There are lots of problems here:

  • there can't be a space before the <equals-sign> in an assignment statement,
  • you need to use ASCII <double-quote> characters to quote shell arguments; not a pair of Unicode <opening-double-quote> characters,
  • a command substitution needs to be surrounded by a pair of ASCI <back-quote> characters or (depending on what shell you're using) a $( at the start and a ) at the end; not by an ASCII <back-quote> at the start and an ASCII <apostrophe> at the end, and
  • there is no reason to use long format ls output when you just want the filename.

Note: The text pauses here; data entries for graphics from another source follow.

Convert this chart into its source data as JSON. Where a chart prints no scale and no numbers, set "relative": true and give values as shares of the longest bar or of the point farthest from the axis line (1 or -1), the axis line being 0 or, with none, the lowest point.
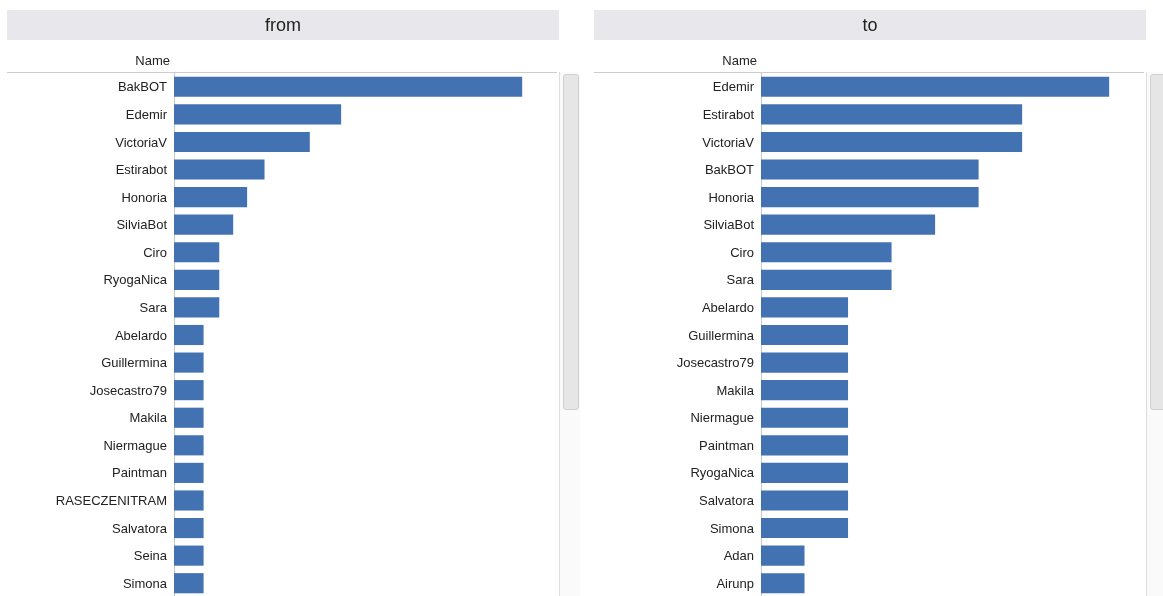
{
  "chart_data": [
    {
      "type": "bar",
      "orientation": "horizontal",
      "relative": true,
      "title": "from",
      "ylabel": "Name",
      "color": "#4272b2",
      "categories": [
        "BakBOT",
        "Edemir",
        "VictoriaV",
        "Estirabot",
        "Honoria",
        "SilviaBot",
        "Ciro",
        "RyogaNica",
        "Sara",
        "Abelardo",
        "Guillermina",
        "Josecastro79",
        "Makila",
        "Niermague",
        "Paintman",
        "RASECZENITRAM",
        "Salvatora",
        "Seina",
        "Simona"
      ],
      "values": [
        1,
        0.48,
        0.39,
        0.26,
        0.21,
        0.17,
        0.13,
        0.13,
        0.13,
        0.085,
        0.085,
        0.085,
        0.085,
        0.085,
        0.085,
        0.085,
        0.085,
        0.085,
        0.085
      ]
    },
    {
      "type": "bar",
      "orientation": "horizontal",
      "relative": true,
      "title": "to",
      "ylabel": "Name",
      "color": "#4272b2",
      "categories": [
        "Edemir",
        "Estirabot",
        "VictoriaV",
        "BakBOT",
        "Honoria",
        "SilviaBot",
        "Ciro",
        "Sara",
        "Abelardo",
        "Guillermina",
        "Josecastro79",
        "Makila",
        "Niermague",
        "Paintman",
        "RyogaNica",
        "Salvatora",
        "Simona",
        "Adan",
        "Airunp"
      ],
      "values": [
        1,
        0.75,
        0.75,
        0.625,
        0.625,
        0.5,
        0.375,
        0.375,
        0.25,
        0.25,
        0.25,
        0.25,
        0.25,
        0.25,
        0.25,
        0.25,
        0.25,
        0.125,
        0.125
      ]
    }
  ]
}
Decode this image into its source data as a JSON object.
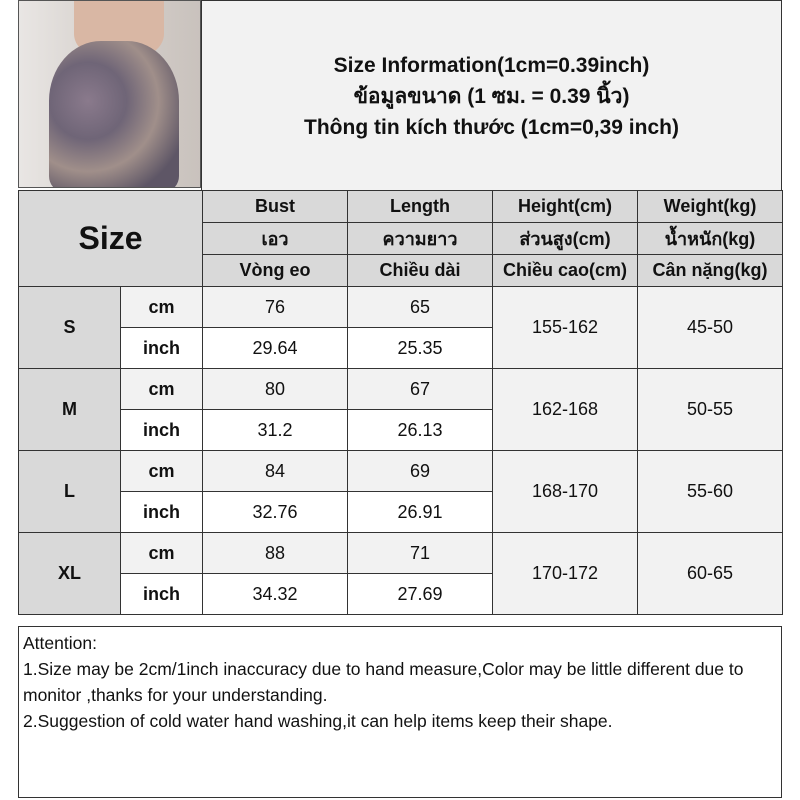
{
  "title": {
    "line1": "Size Information(1cm=0.39inch)",
    "line2": "ข้อมูลขนาด (1 ซม. = 0.39 นิ้ว)",
    "line3": "Thông tin kích thước (1cm=0,39 inch)"
  },
  "table": {
    "size_header": "Size",
    "header_rows": [
      [
        "Bust",
        "Length",
        "Height(cm)",
        "Weight(kg)"
      ],
      [
        "เอว",
        "ความยาว",
        "ส่วนสูง(cm)",
        "น้ำหนัก(kg)"
      ],
      [
        "Vòng eo",
        "Chiều dài",
        "Chiều cao(cm)",
        "Cân nặng(kg)"
      ]
    ],
    "rows": [
      {
        "size": "S",
        "cm_label": "cm",
        "inch_label": "inch",
        "bust_cm": "76",
        "length_cm": "65",
        "bust_inch": "29.64",
        "length_inch": "25.35",
        "height": "155-162",
        "weight": "45-50"
      },
      {
        "size": "M",
        "cm_label": "cm",
        "inch_label": "inch",
        "bust_cm": "80",
        "length_cm": "67",
        "bust_inch": "31.2",
        "length_inch": "26.13",
        "height": "162-168",
        "weight": "50-55"
      },
      {
        "size": "L",
        "cm_label": "cm",
        "inch_label": "inch",
        "bust_cm": "84",
        "length_cm": "69",
        "bust_inch": "32.76",
        "length_inch": "26.91",
        "height": "168-170",
        "weight": "55-60"
      },
      {
        "size": "XL",
        "cm_label": "cm",
        "inch_label": "inch",
        "bust_cm": "88",
        "length_cm": "71",
        "bust_inch": "34.32",
        "length_inch": "27.69",
        "height": "170-172",
        "weight": "60-65"
      }
    ]
  },
  "attention": {
    "heading": "Attention:",
    "notes": [
      "1.Size may be 2cm/1inch inaccuracy due to hand measure,Color may be little different due to monitor ,thanks for your understanding.",
      "2.Suggestion of cold water hand washing,it can help items keep their shape."
    ]
  },
  "colors": {
    "header_bg": "#d9d9d9",
    "cm_row_bg": "#f2f2f2",
    "inch_row_bg": "#ffffff",
    "border": "#333333"
  }
}
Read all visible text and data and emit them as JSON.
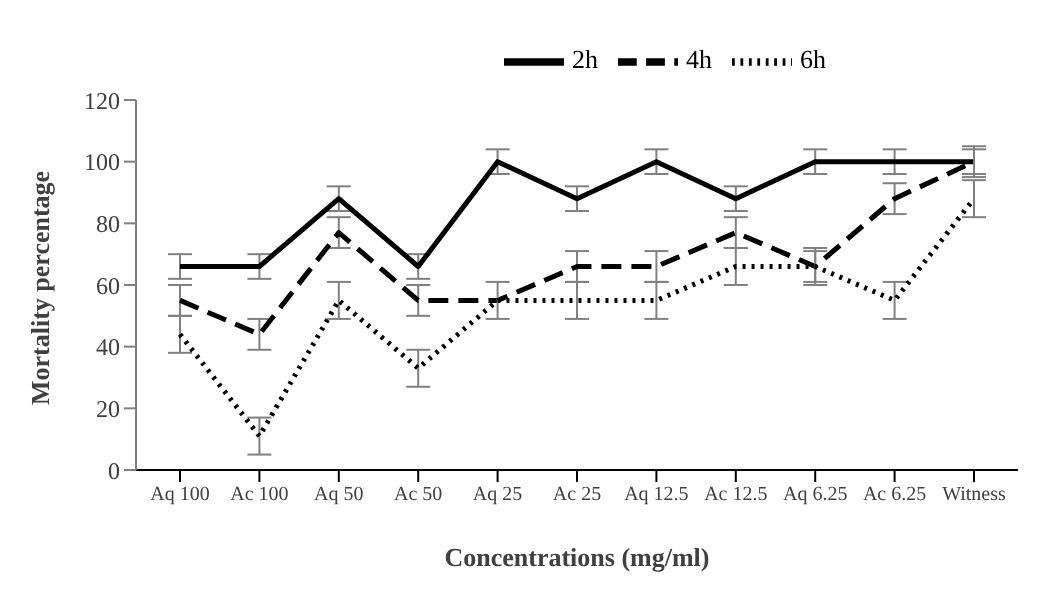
{
  "chart_data": {
    "type": "line",
    "xlabel": "Concentrations (mg/ml)",
    "ylabel": "Mortality percentage",
    "categories": [
      "Aq 100",
      "Ac 100",
      "Aq 50",
      "Ac 50",
      "Aq 25",
      "Ac 25",
      "Aq 12.5",
      "Ac 12.5",
      "Aq 6.25",
      "Ac 6.25",
      "Witness"
    ],
    "series": [
      {
        "name": "2h",
        "color": "#000000",
        "line_style": "solid",
        "values": [
          66,
          66,
          88,
          66,
          100,
          88,
          100,
          88,
          100,
          100,
          100
        ],
        "errors": [
          4,
          4,
          4,
          4,
          4,
          4,
          4,
          4,
          4,
          4,
          4
        ]
      },
      {
        "name": "4h",
        "color": "#000000",
        "line_style": "dashed",
        "values": [
          55,
          44,
          77,
          55,
          55,
          66,
          66,
          77,
          66,
          88,
          100
        ],
        "errors": [
          5,
          5,
          5,
          5,
          null,
          5,
          5,
          5,
          5,
          5,
          5
        ]
      },
      {
        "name": "6h",
        "color": "#000000",
        "line_style": "dotted",
        "values": [
          44,
          11,
          55,
          33,
          55,
          55,
          55,
          66,
          66,
          55,
          88
        ],
        "errors": [
          6,
          6,
          6,
          6,
          6,
          6,
          6,
          6,
          6,
          6,
          6
        ]
      }
    ],
    "ylim": [
      0,
      120
    ],
    "yticks": [
      0,
      20,
      40,
      60,
      80,
      100,
      120
    ],
    "grid": false,
    "legend": "top right",
    "marker": "none"
  }
}
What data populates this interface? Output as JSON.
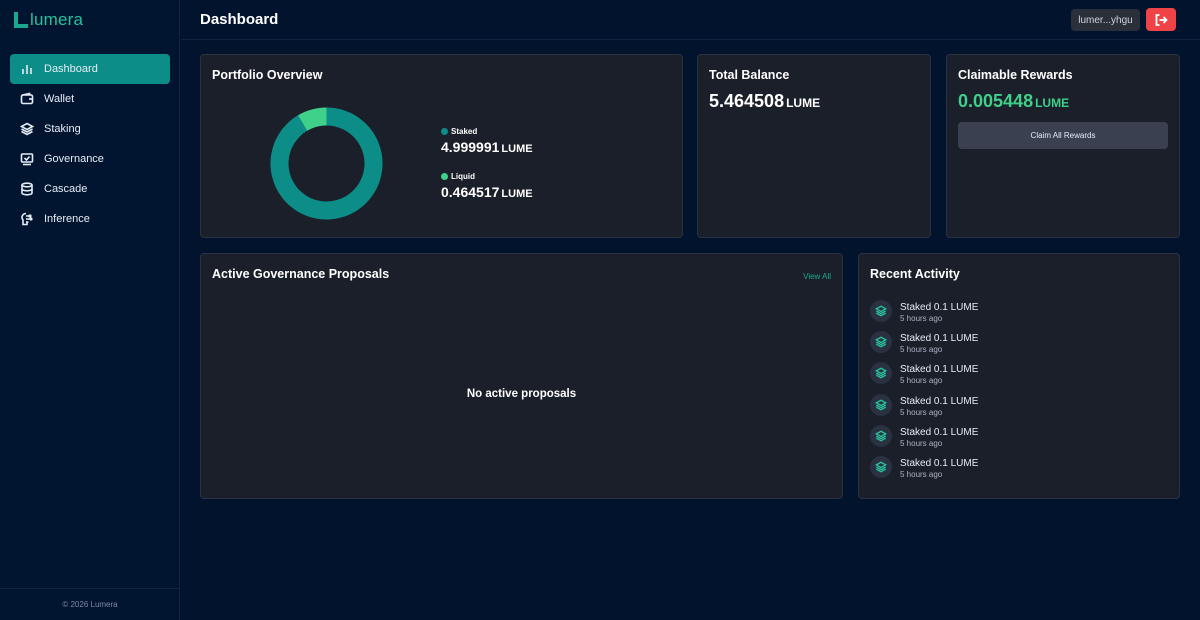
{
  "app": {
    "logo_text": "lumera",
    "footer": "© 2026 Lumera"
  },
  "sidebar": {
    "items": [
      {
        "label": "Dashboard",
        "icon": "bar-chart-icon",
        "active": true
      },
      {
        "label": "Wallet",
        "icon": "wallet-icon"
      },
      {
        "label": "Staking",
        "icon": "layers-icon"
      },
      {
        "label": "Governance",
        "icon": "governance-icon"
      },
      {
        "label": "Cascade",
        "icon": "database-icon"
      },
      {
        "label": "Inference",
        "icon": "brain-icon"
      }
    ]
  },
  "header": {
    "title": "Dashboard",
    "address": "lumer...yhgu",
    "logout_icon": "logout-icon"
  },
  "portfolio": {
    "title": "Portfolio Overview",
    "staked": {
      "label": "Staked",
      "value": "4.999991",
      "unit": "LUME",
      "color": "#0c8d87",
      "amount": 4.999991
    },
    "liquid": {
      "label": "Liquid",
      "value": "0.464517",
      "unit": "LUME",
      "color": "#3fd08a",
      "amount": 0.464517
    }
  },
  "balance": {
    "title": "Total Balance",
    "value": "5.464508",
    "unit": "LUME"
  },
  "rewards": {
    "title": "Claimable Rewards",
    "value": "0.005448",
    "unit": "LUME",
    "button": "Claim All Rewards",
    "value_color": "#3fd08a"
  },
  "proposals": {
    "title": "Active Governance Proposals",
    "view_all": "View All",
    "empty": "No active proposals"
  },
  "activity": {
    "title": "Recent Activity",
    "items": [
      {
        "title": "Staked 0.1 LUME",
        "time": "5 hours ago"
      },
      {
        "title": "Staked 0.1 LUME",
        "time": "5 hours ago"
      },
      {
        "title": "Staked 0.1 LUME",
        "time": "5 hours ago"
      },
      {
        "title": "Staked 0.1 LUME",
        "time": "5 hours ago"
      },
      {
        "title": "Staked 0.1 LUME",
        "time": "5 hours ago"
      },
      {
        "title": "Staked 0.1 LUME",
        "time": "5 hours ago"
      }
    ]
  },
  "colors": {
    "accent": "#0c8d87",
    "background": "#02132e",
    "card": "#1b1f29",
    "danger": "#ef4348"
  }
}
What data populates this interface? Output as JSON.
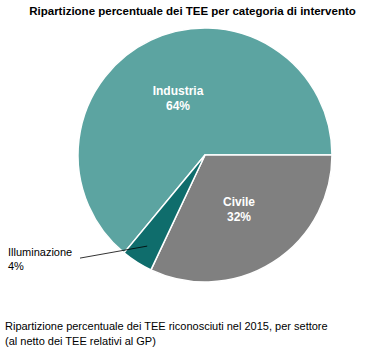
{
  "chart_data": {
    "type": "pie",
    "title": "Ripartizione percentuale dei TEE per categoria di intervento",
    "subtitle": [
      "Ripartizione percentuale dei TEE riconosciuti nel 2015, per settore",
      "(al netto dei TEE relativi al GP)"
    ],
    "categories": [
      "Industria",
      "Civile",
      "Illuminazione"
    ],
    "values": [
      64,
      32,
      4
    ],
    "value_labels": [
      "64%",
      "32%",
      "4%"
    ],
    "colors": [
      "#5ca4a1",
      "#808080",
      "#0f6d6c"
    ],
    "data_labels": true
  }
}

Maybe this will come closer to what you need:

report=`ls -t "$DIR"/filename_* 2>/dev/null | head -1`

In addition to what Don has listed, you may still hit problems if there are lots of files that match the filename pattern. This is because the shell will expand the pattern to match the list of all files before passing it to ls to list them in modification time order ( -t ), newest first. Because of this, you might overstep the limit of the command line. You haven't suggested how many files this might match. Is it a lot?

This is a system specific limit and you may never hit the maximum command line length, but if this is the case, you might be into a rather painful process to read the timestamp on each file and sort them yourself. Perhaps something like this might do the trick:-

for file in "${DIR}"/filename_*
do
   stat -c '%Y %n' "${file}"
done | sort -n | tail -1 | cut -f2- -d" "

It's messy, I know, but it might get round the command line limit, if you were to hit that.

As well as using CODE tags as in the tutorial, please can you also include details of the OS and shell you are using on each thread. The output from uname -a and ps -o cmd= -p $$ should suffice, unless your question is hardware/devices in nature.

I hope that you don't need the above code, but it might help.